Onu sevdiğimi kabul ettiğim gün cumartesiydi ve pazar günü de onunla konuşurken ayrı bir heyecan hissetmeye başlamıştım. Normalde de heyecanlanırdım ama bu heyecan başkaydı. Eskiden kendimi ona sevdirmek ya da onun isteyeceği biri olmak gibi bir amacım yoktu ama artık onunla normal bir şekilde mesajlaşırken bile kırk kere yazıp siliyordum. Çoğu zaman Doğukan, "Neden yazıp siliyorsun?" diyordu ama elimde değildi.

Doğukan'ın davranışları da değişmişti benim gözümde. Eskisi gibi "arkadaşız" sinyalleri vermiyordu artık. Ya da ben öyle görmek istiyordum. Emin değildim ama bir şeylerin değiştiğini hissedebiliyordum.

Aylar önce yaşamak için bir amacım yoktu. Evet, ailem her zaman benim için değerli olmuştu ama onlar kendilerini benden uzaklaştırmışlardı. Onlar dışında tutunabileceğim başka dalım yoktu. O yüzden, şimdi ölsem bile umurumda olmaz, diye düşünüyordum.

Ta ki Doğukan'la tanışına kadar...

Bir anı canlandı zihnimde. "Neden bu dünyaya geldik?" diye sormuştum ona ilk görüntülü konuşmamızda.
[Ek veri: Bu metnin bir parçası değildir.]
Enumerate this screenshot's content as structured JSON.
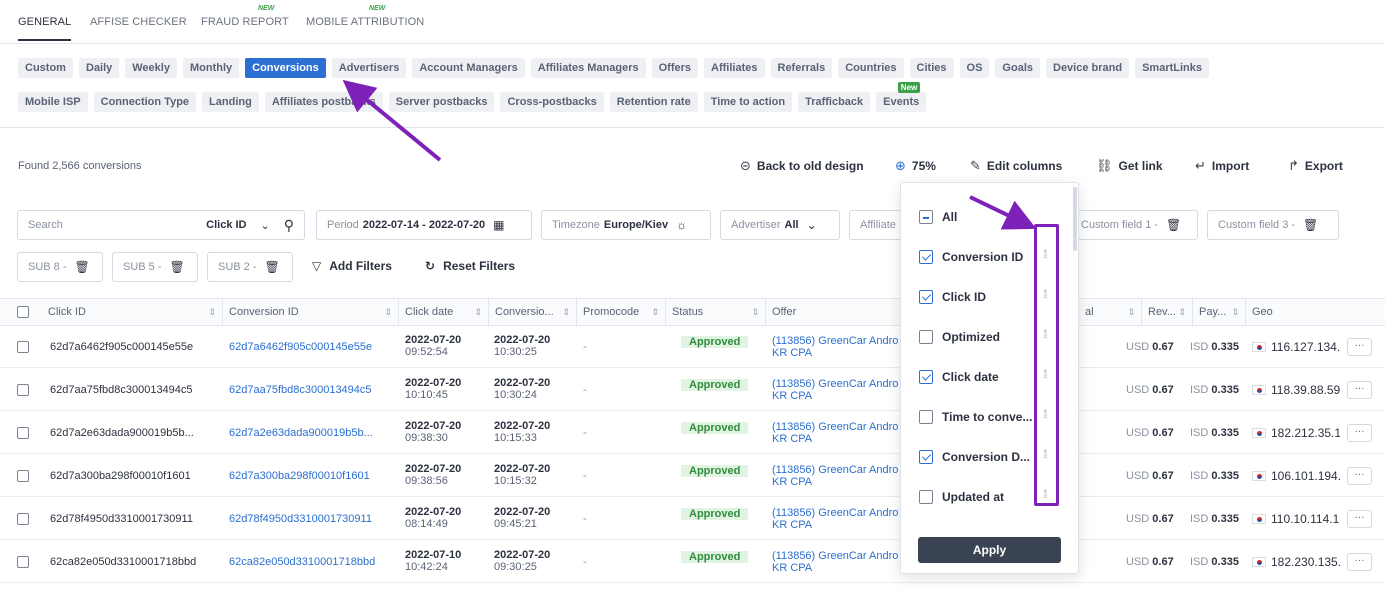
{
  "top_tabs": [
    {
      "label": "GENERAL",
      "active": true
    },
    {
      "label": "AFFISE CHECKER"
    },
    {
      "label": "FRAUD REPORT",
      "badge": "NEW"
    },
    {
      "label": "MOBILE ATTRIBUTION",
      "badge": "NEW"
    }
  ],
  "chips_row1": [
    "Custom",
    "Daily",
    "Weekly",
    "Monthly",
    "Conversions",
    "Advertisers",
    "Account Managers",
    "Affiliates Managers",
    "Offers",
    "Affiliates",
    "Referrals",
    "Countries",
    "Cities",
    "OS",
    "Goals",
    "Device brand",
    "SmartLinks"
  ],
  "chips_row2": [
    "Mobile ISP",
    "Connection Type",
    "Landing",
    "Affiliates postbacks",
    "Server postbacks",
    "Cross-postbacks",
    "Retention rate",
    "Time to action",
    "Trafficback",
    "Events"
  ],
  "chip_active": "Conversions",
  "events_badge": "New",
  "found_text": "Found 2,566 conversions",
  "actions": {
    "back": "Back to old design",
    "zoom": "75%",
    "edit_columns": "Edit columns",
    "get_link": "Get link",
    "import": "Import",
    "export": "Export"
  },
  "filters": {
    "search_placeholder": "Search",
    "search_field": "Click ID",
    "period_label": "Period",
    "period_value": "2022-07-14 - 2022-07-20",
    "timezone_label": "Timezone",
    "timezone_value": "Europe/Kiev",
    "advertiser_label": "Advertiser",
    "advertiser_value": "All",
    "affiliate_label": "Affiliate",
    "custom_field_1": "Custom field 1 -",
    "custom_field_3": "Custom field 3 -",
    "sub8": "SUB 8 -",
    "sub5": "SUB 5 -",
    "sub2": "SUB 2 -",
    "add_filters": "Add Filters",
    "reset_filters": "Reset Filters"
  },
  "columns": [
    "Click ID",
    "Conversion ID",
    "Click date",
    "Conversio...",
    "Promocode",
    "Status",
    "Offer",
    "al",
    "Rev...",
    "Pay...",
    "Geo"
  ],
  "rows": [
    {
      "click_id": "62d7a6462f905c000145e55e",
      "conv_id": "62d7a6462f905c000145e55e",
      "click_date": "2022-07-20",
      "click_time": "09:52:54",
      "conv_date": "2022-07-20",
      "conv_time": "10:30:25",
      "promo": "-",
      "status": "Approved",
      "offer1": "(113856) GreenCar Andro",
      "offer2": "KR CPA",
      "rev_cur": "USD",
      "rev": "0.67",
      "pay_cur": "ISD",
      "pay": "0.335",
      "ip": "116.127.134."
    },
    {
      "click_id": "62d7aa75fbd8c300013494c5",
      "conv_id": "62d7aa75fbd8c300013494c5",
      "click_date": "2022-07-20",
      "click_time": "10:10:45",
      "conv_date": "2022-07-20",
      "conv_time": "10:30:24",
      "promo": "-",
      "status": "Approved",
      "offer1": "(113856) GreenCar Andro",
      "offer2": "KR CPA",
      "rev_cur": "USD",
      "rev": "0.67",
      "pay_cur": "ISD",
      "pay": "0.335",
      "ip": "118.39.88.59"
    },
    {
      "click_id": "62d7a2e63dada900019b5b...",
      "conv_id": "62d7a2e63dada900019b5b...",
      "click_date": "2022-07-20",
      "click_time": "09:38:30",
      "conv_date": "2022-07-20",
      "conv_time": "10:15:33",
      "promo": "-",
      "status": "Approved",
      "offer1": "(113856) GreenCar Andro",
      "offer2": "KR CPA",
      "rev_cur": "USD",
      "rev": "0.67",
      "pay_cur": "ISD",
      "pay": "0.335",
      "ip": "182.212.35.1"
    },
    {
      "click_id": "62d7a300ba298f00010f1601",
      "conv_id": "62d7a300ba298f00010f1601",
      "click_date": "2022-07-20",
      "click_time": "09:38:56",
      "conv_date": "2022-07-20",
      "conv_time": "10:15:32",
      "promo": "-",
      "status": "Approved",
      "offer1": "(113856) GreenCar Andro",
      "offer2": "KR CPA",
      "rev_cur": "USD",
      "rev": "0.67",
      "pay_cur": "ISD",
      "pay": "0.335",
      "ip": "106.101.194."
    },
    {
      "click_id": "62d78f4950d3310001730911",
      "conv_id": "62d78f4950d3310001730911",
      "click_date": "2022-07-20",
      "click_time": "08:14:49",
      "conv_date": "2022-07-20",
      "conv_time": "09:45:21",
      "promo": "-",
      "status": "Approved",
      "offer1": "(113856) GreenCar Andro",
      "offer2": "KR CPA",
      "rev_cur": "USD",
      "rev": "0.67",
      "pay_cur": "ISD",
      "pay": "0.335",
      "ip": "110.10.114.1"
    },
    {
      "click_id": "62ca82e050d3310001718bbd",
      "conv_id": "62ca82e050d3310001718bbd",
      "click_date": "2022-07-10",
      "click_time": "10:42:24",
      "conv_date": "2022-07-20",
      "conv_time": "09:30:25",
      "promo": "-",
      "status": "Approved",
      "offer1": "(113856) GreenCar Andro",
      "offer2": "KR CPA",
      "rev_cur": "USD",
      "rev": "0.67",
      "pay_cur": "ISD",
      "pay": "0.335",
      "ip": "182.230.135."
    }
  ],
  "column_picker": {
    "items": [
      {
        "label": "All",
        "state": "partial"
      },
      {
        "label": "Conversion ID",
        "state": "checked"
      },
      {
        "label": "Click ID",
        "state": "checked"
      },
      {
        "label": "Optimized",
        "state": "unchecked"
      },
      {
        "label": "Click date",
        "state": "checked"
      },
      {
        "label": "Time to conve...",
        "state": "unchecked"
      },
      {
        "label": "Conversion D...",
        "state": "checked"
      },
      {
        "label": "Updated at",
        "state": "unchecked"
      }
    ],
    "apply": "Apply"
  },
  "colors": {
    "accent": "#2a6fd1",
    "annotation": "#7d22b8",
    "approved_bg": "#e1f3e2",
    "approved_text": "#2f8d3a",
    "new_badge": "#3ca24a"
  }
}
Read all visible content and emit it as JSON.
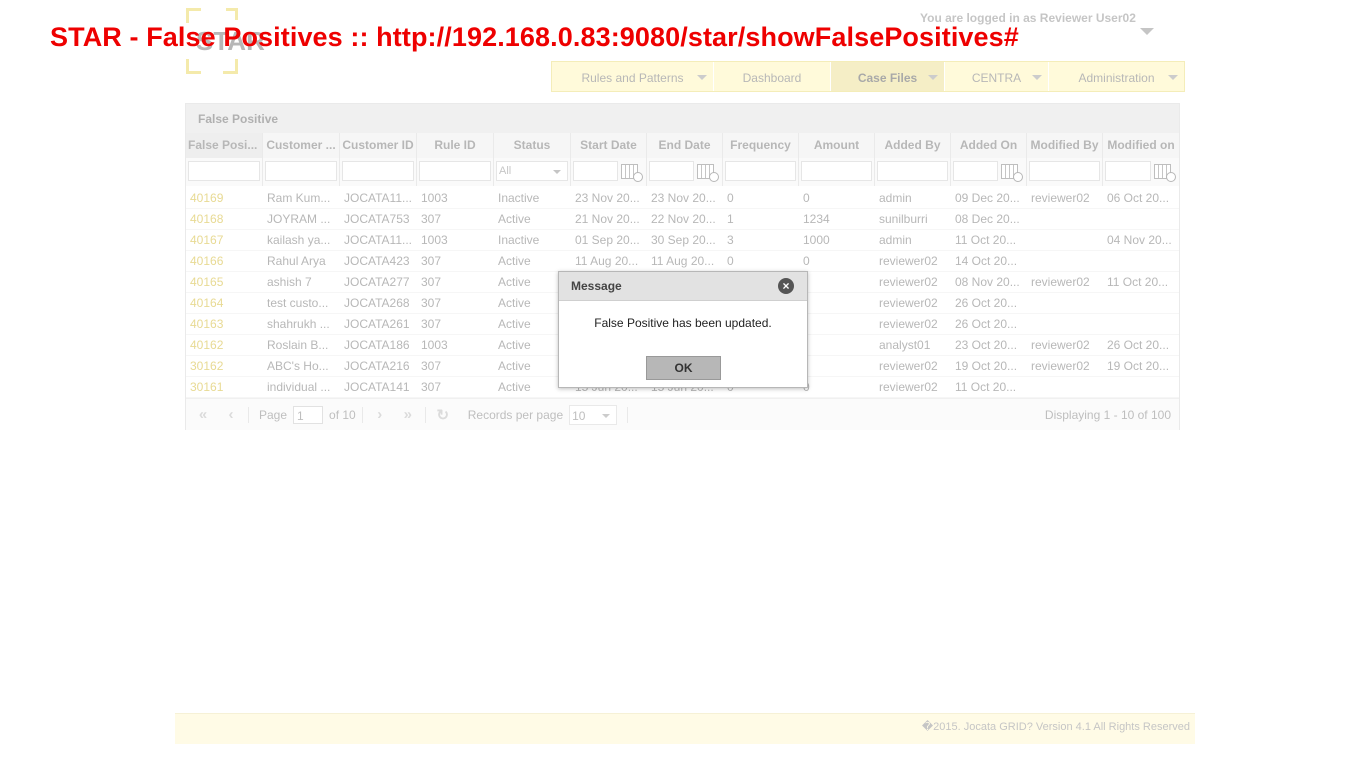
{
  "overlay_title": "STAR - False Positives :: http://192.168.0.83:9080/star/showFalsePositives#",
  "header": {
    "logo_text": "STAR",
    "login_text": "You are logged in as Reviewer User02"
  },
  "nav": [
    {
      "label": "Rules and Patterns",
      "dropdown": true
    },
    {
      "label": "Dashboard",
      "dropdown": false
    },
    {
      "label": "Case Files",
      "dropdown": true
    },
    {
      "label": "CENTRA",
      "dropdown": true
    },
    {
      "label": "Administration",
      "dropdown": true
    }
  ],
  "panel": {
    "title": "False Positive"
  },
  "grid": {
    "columns": [
      "False Posi...",
      "Customer ...",
      "Customer ID",
      "Rule ID",
      "Status",
      "Start Date",
      "End Date",
      "Frequency",
      "Amount",
      "Added By",
      "Added On",
      "Modified By",
      "Modified on"
    ],
    "status_filter": "All",
    "rows": [
      [
        "40169",
        "Ram Kum...",
        "JOCATA11...",
        "1003",
        "Inactive",
        "23 Nov 20...",
        "23 Nov 20...",
        "0",
        "0",
        "admin",
        "09 Dec 20...",
        "reviewer02",
        "06 Oct 20..."
      ],
      [
        "40168",
        "JOYRAM ...",
        "JOCATA753",
        "307",
        "Active",
        "21 Nov 20...",
        "22 Nov 20...",
        "1",
        "1234",
        "sunilburri",
        "08 Dec 20...",
        "",
        ""
      ],
      [
        "40167",
        "kailash ya...",
        "JOCATA11...",
        "1003",
        "Inactive",
        "01 Sep 20...",
        "30 Sep 20...",
        "3",
        "1000",
        "admin",
        "11 Oct 20...",
        "",
        "04 Nov 20..."
      ],
      [
        "40166",
        "Rahul Arya",
        "JOCATA423",
        "307",
        "Active",
        "11 Aug 20...",
        "11 Aug 20...",
        "0",
        "0",
        "reviewer02",
        "14 Oct 20...",
        "",
        ""
      ],
      [
        "40165",
        "ashish 7",
        "JOCATA277",
        "307",
        "Active",
        "",
        "",
        "",
        "",
        "reviewer02",
        "08 Nov 20...",
        "reviewer02",
        "11 Oct 20..."
      ],
      [
        "40164",
        "test custo...",
        "JOCATA268",
        "307",
        "Active",
        "",
        "",
        "",
        "",
        "reviewer02",
        "26 Oct 20...",
        "",
        ""
      ],
      [
        "40163",
        "shahrukh ...",
        "JOCATA261",
        "307",
        "Active",
        "",
        "",
        "",
        "",
        "reviewer02",
        "26 Oct 20...",
        "",
        ""
      ],
      [
        "40162",
        "Roslain B...",
        "JOCATA186",
        "1003",
        "Active",
        "",
        "",
        "",
        "",
        "analyst01",
        "23 Oct 20...",
        "reviewer02",
        "26 Oct 20..."
      ],
      [
        "30162",
        "ABC's Ho...",
        "JOCATA216",
        "307",
        "Active",
        "",
        "",
        "",
        "",
        "reviewer02",
        "19 Oct 20...",
        "reviewer02",
        "19 Oct 20..."
      ],
      [
        "30161",
        "individual ...",
        "JOCATA141",
        "307",
        "Active",
        "15 Jun 20...",
        "15 Jun 20...",
        "0",
        "0",
        "reviewer02",
        "11 Oct 20...",
        "",
        ""
      ]
    ]
  },
  "pager": {
    "page_label": "Page",
    "page_value": "1",
    "of_label": "of 10",
    "records_label": "Records per page",
    "records_value": "10",
    "display_text": "Displaying 1 - 10 of 100"
  },
  "footer": {
    "text": "�2015. Jocata GRID? Version 4.1 All Rights Reserved"
  },
  "modal": {
    "title": "Message",
    "message": "False Positive has been updated.",
    "ok_label": "OK"
  }
}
O da bana, "Herkes bu dünyaya belirli bir amaç için gönderildi. Kimse boş yere burada değil. Eğer hâlâ buraya gelme amacını bilmiyorsan henüz o amacı gerçekleştirmemişsindir," demişti.

Ve ben de içimden, "Yok yere burada değilim. Bu dünyaya birilerin hayatını değiştirmek için geldim; o birileri de benim hayatımı değiştirmek için bu dünyaya geldi," demiştim.

Sanırım o birilerinden biri ben, diğeri Doğukan'dı.

O kadar karmaşık duyguların içindeyim ki beynimin içinde dönenleri sözcüklere dökmek imkânsız geliyordu. Yerimde duramıyorum adeta. Tek bir mesaj sesiyle kalbim eskisinden daha hızlı atmaya başlıyor, yazdığı mesajı okuyunca bu durum ikiye katlanıyordu. Ne haftaya başlayacak olan sınavlar umurumdaydı, ne de başka bir şey. Onun sayesinde üstümdeki gri bulutlardan kurtulmuştum ben. Güneşin ışığını ve sıcaklığını hissedebiliyordum artık. Şimdi o meşhur Balkanlardan gelen soğuk hava dalgası bile gelse soğutamazdı içimdeki sıcaklığı.

Başka bir şey düşünemiyordum. Derste, teneffüste, serviste, evde, yemek yerken, uyandığımda, uyumadan önce ve rüyalarımda...

Uyurken son düşündüğüm, uyandığımda ilk düşündüğüm o olmuştu bir anda. Bunu nasıl başardı, diye düşünürken aslında bu hissi aylar öncesinden hissettiğimi anlıyordum.

Sadece bu duyguya, heyecana ne diyeceğimi bilemediğim için bu kadar uzamıştı kendime itiraf etmem. Asıl kötü olan da bundan sonra ne yapacağımı bilmemem.